When Lowry struck out Chris Woodward in the sixth, the ball bounced in the dirt and got past catcher Mike Matheny and went into the stands behind the on-deck circle. Beltran, who had doubled and advanced on David Wright’s groundout, then scored.


All three games of the series featured impressive pitching performances. San Francisco’s Jason Schmidt beat Tom Glavine 2-1 on Saturday, while Steve Trachsel returned from a back injury to make his season debut Friday and led the Mets to a 1-0 victory.


“I’m happy with winning five out of seven,” manager Willie Randolph said. “We didn’t hit the ball well here, but we ran into some good pitching. I don’t care about how many runs we score. We lost. It’ll be good to go home, have an off day, and charge the battery a bit before the Phillies come in.”
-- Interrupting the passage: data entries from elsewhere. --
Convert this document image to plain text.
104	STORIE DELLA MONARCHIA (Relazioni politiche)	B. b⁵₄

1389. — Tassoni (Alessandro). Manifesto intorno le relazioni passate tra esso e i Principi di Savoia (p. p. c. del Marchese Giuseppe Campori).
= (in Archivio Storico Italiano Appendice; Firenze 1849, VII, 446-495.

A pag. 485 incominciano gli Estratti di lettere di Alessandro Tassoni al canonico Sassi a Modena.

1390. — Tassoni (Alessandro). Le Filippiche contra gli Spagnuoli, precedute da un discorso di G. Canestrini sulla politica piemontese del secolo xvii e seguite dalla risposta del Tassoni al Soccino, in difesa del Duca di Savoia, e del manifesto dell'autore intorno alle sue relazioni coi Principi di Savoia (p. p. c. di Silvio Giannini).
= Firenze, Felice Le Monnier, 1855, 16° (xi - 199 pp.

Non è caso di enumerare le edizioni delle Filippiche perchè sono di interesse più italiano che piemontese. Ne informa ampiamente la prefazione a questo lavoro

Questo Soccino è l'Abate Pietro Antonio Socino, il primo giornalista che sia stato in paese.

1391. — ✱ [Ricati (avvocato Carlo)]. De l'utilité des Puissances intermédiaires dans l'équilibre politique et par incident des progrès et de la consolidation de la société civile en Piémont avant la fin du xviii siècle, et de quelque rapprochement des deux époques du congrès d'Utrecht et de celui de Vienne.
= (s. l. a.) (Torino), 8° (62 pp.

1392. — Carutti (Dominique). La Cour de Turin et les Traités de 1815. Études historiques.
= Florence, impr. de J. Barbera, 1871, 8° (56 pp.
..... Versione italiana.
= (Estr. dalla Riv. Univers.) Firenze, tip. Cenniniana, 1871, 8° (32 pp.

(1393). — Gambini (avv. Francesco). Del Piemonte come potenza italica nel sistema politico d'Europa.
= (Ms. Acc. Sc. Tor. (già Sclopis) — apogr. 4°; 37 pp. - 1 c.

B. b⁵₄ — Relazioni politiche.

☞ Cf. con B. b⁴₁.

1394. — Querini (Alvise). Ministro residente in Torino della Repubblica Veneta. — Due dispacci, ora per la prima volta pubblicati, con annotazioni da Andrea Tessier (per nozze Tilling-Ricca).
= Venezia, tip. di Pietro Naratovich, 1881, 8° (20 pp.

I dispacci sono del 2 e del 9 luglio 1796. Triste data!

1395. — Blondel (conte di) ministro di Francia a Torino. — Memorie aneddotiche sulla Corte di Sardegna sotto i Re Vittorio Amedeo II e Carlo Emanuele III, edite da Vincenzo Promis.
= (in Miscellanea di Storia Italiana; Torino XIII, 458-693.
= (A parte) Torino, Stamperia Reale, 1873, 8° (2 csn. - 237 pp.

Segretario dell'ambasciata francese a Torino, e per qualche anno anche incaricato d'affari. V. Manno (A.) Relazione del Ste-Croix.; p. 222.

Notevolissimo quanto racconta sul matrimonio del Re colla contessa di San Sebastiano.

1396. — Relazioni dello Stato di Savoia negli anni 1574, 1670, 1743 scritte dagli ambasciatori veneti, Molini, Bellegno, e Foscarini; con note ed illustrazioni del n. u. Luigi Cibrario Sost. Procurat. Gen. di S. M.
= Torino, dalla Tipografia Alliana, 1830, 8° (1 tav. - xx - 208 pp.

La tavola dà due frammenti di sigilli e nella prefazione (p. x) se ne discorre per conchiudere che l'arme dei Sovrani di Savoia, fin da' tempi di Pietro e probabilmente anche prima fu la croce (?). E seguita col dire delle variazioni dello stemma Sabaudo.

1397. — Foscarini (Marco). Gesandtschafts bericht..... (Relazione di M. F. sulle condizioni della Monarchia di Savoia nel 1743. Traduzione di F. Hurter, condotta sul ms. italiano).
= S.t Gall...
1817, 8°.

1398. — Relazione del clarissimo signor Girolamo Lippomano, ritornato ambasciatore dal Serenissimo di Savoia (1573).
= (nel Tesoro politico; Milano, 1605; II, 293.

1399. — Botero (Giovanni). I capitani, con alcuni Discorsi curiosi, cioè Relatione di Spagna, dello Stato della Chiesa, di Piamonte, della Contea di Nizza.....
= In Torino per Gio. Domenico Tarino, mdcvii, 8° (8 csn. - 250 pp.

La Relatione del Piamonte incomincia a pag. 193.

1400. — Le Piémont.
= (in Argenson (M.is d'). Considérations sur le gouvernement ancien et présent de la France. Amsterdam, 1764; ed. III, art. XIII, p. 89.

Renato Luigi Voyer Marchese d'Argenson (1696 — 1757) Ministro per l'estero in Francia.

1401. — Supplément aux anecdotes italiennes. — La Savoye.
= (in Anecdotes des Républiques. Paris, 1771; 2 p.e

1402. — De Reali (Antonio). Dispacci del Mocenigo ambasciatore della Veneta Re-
The Mets finished their road trip 5-2, sweeping lowly Arizona in the first four games. Now, they head home to face the Philadelphia Phillies for three games, then hit the road again for three at Florida, three at Atlanta, and four at St. Louis – a stretch everyone in the organization acknowledges is a crucial one for the club’s playoff chances.
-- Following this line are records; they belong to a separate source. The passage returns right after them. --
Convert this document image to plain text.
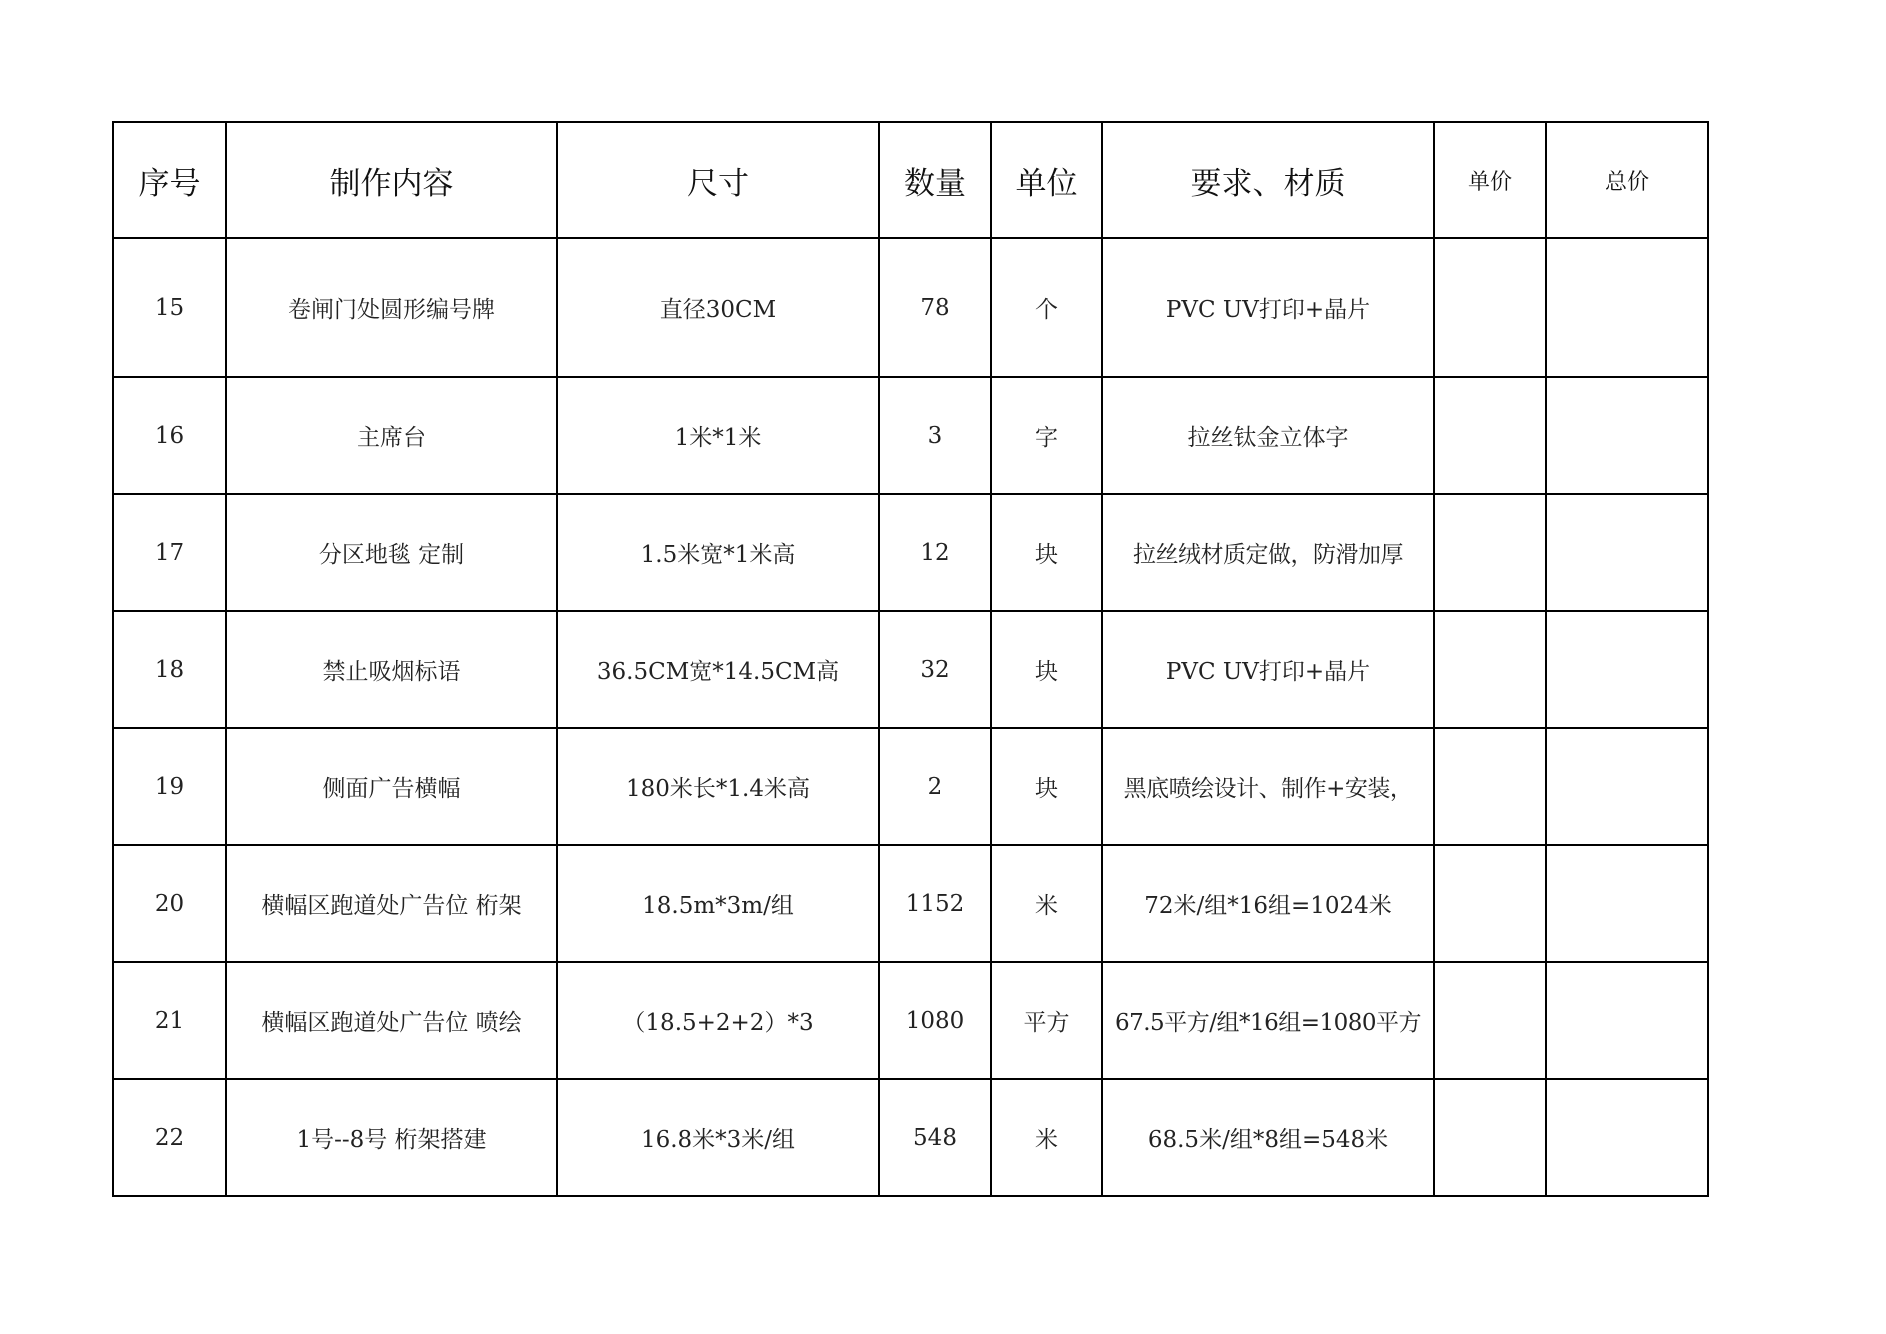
序号	制作内容	尺寸	数量	单位	要求、材质	单价	总价
15	卷闸门处圆形编号牌	直径30CM	78	个	PVC UV打印+晶片		
16	主席台	1米*1米	3	字	拉丝钛金立体字		
17	分区地毯 定制	1.5米宽*1米高	12	块	拉丝绒材质定做，防滑加厚		
18	禁止吸烟标语	36.5CM宽*14.5CM高	32	块	PVC UV打印+晶片		
19	侧面广告横幅	180米长*1.4米高	2	块	黑底喷绘设计、制作+安装，		
20	横幅区跑道处广告位 桁架	18.5m*3m/组	1152	米	72米/组*16组=1024米		
21	横幅区跑道处广告位 喷绘	（18.5+2+2）*3	1080	平方	67.5平方/组*16组=1080平方		
22	1号--8号 桁架搭建	16.8米*3米/组	548	米	68.5米/组*8组=548米		
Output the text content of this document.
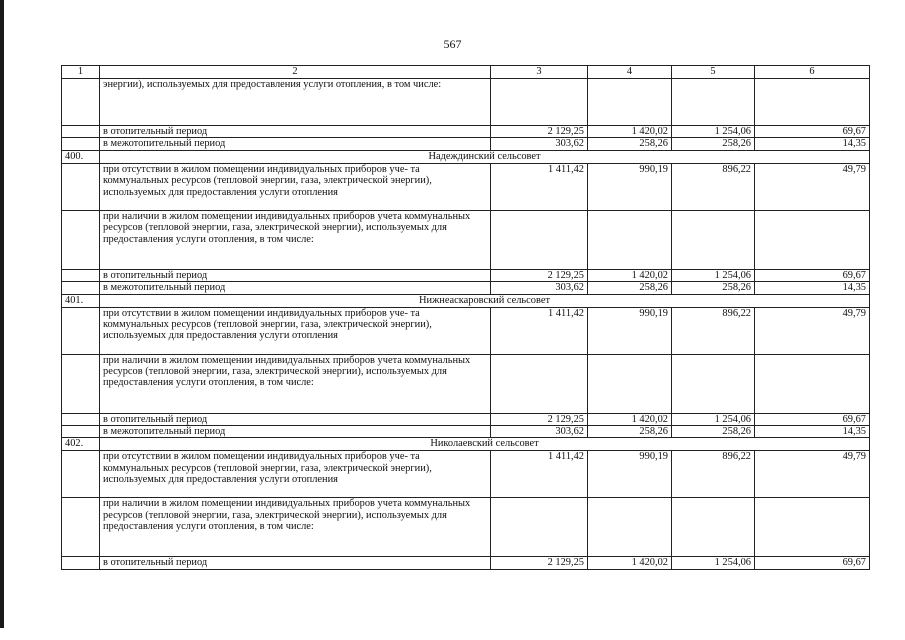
567
1	2	3	4	5	6
	энергии), используемых для предоставления услуги отопления, в том числе:				
	в отопительный период	2 129,25	1 420,02	1 254,06	69,67
	в межотопительный период	303,62	258,26	258,26	14,35
400.	Надеждинский сельсовет				
	при отсутствии в жилом помещении индивидуальных приборов уче- та коммунальных ресурсов (тепловой энергии, газа, электрической энергии), используемых для предоставления услуги отопления	1 411,42	990,19	896,22	49,79
	при наличии в жилом помещении индивидуальных приборов учета коммунальных ресурсов (тепловой энергии, газа, электрической энергии), используемых для предоставления услуги отопления, в том числе:				
	в отопительный период	2 129,25	1 420,02	1 254,06	69,67
	в межотопительный период	303,62	258,26	258,26	14,35
401.	Нижнеаскаровский сельсовет				
	при отсутствии в жилом помещении индивидуальных приборов уче- та коммунальных ресурсов (тепловой энергии, газа, электрической энергии), используемых для предоставления услуги отопления	1 411,42	990,19	896,22	49,79
	при наличии в жилом помещении индивидуальных приборов учета коммунальных ресурсов (тепловой энергии, газа, электрической энергии), используемых для предоставления услуги отопления, в том числе:				
	в отопительный период	2 129,25	1 420,02	1 254,06	69,67
	в межотопительный период	303,62	258,26	258,26	14,35
402.	Николаевский сельсовет				
	при отсутствии в жилом помещении индивидуальных приборов уче- та коммунальных ресурсов (тепловой энергии, газа, электрической энергии), используемых для предоставления услуги отопления	1 411,42	990,19	896,22	49,79
	при наличии в жилом помещении индивидуальных приборов учета коммунальных ресурсов (тепловой энергии, газа, электрической энергии), используемых для предоставления услуги отопления, в том числе:				
	в отопительный период	2 129,25	1 420,02	1 254,06	69,67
Benson (9-6), who beat the Giants 12-1 on June 5 at Shea Stadium, lost his second straight start after being knocked out in the first against Washington a week ago. He looked better yesterday, giving up seven hits in six innings, striking out two, and walking two.


“Just one bad pitch,” Benson said. “I tip my hat to J.T. because he hit a good 3-2 changeup. But my slider was not working well today and that’s the pitch that beat me. It was supposed to be down to Feliz and it stayed up.”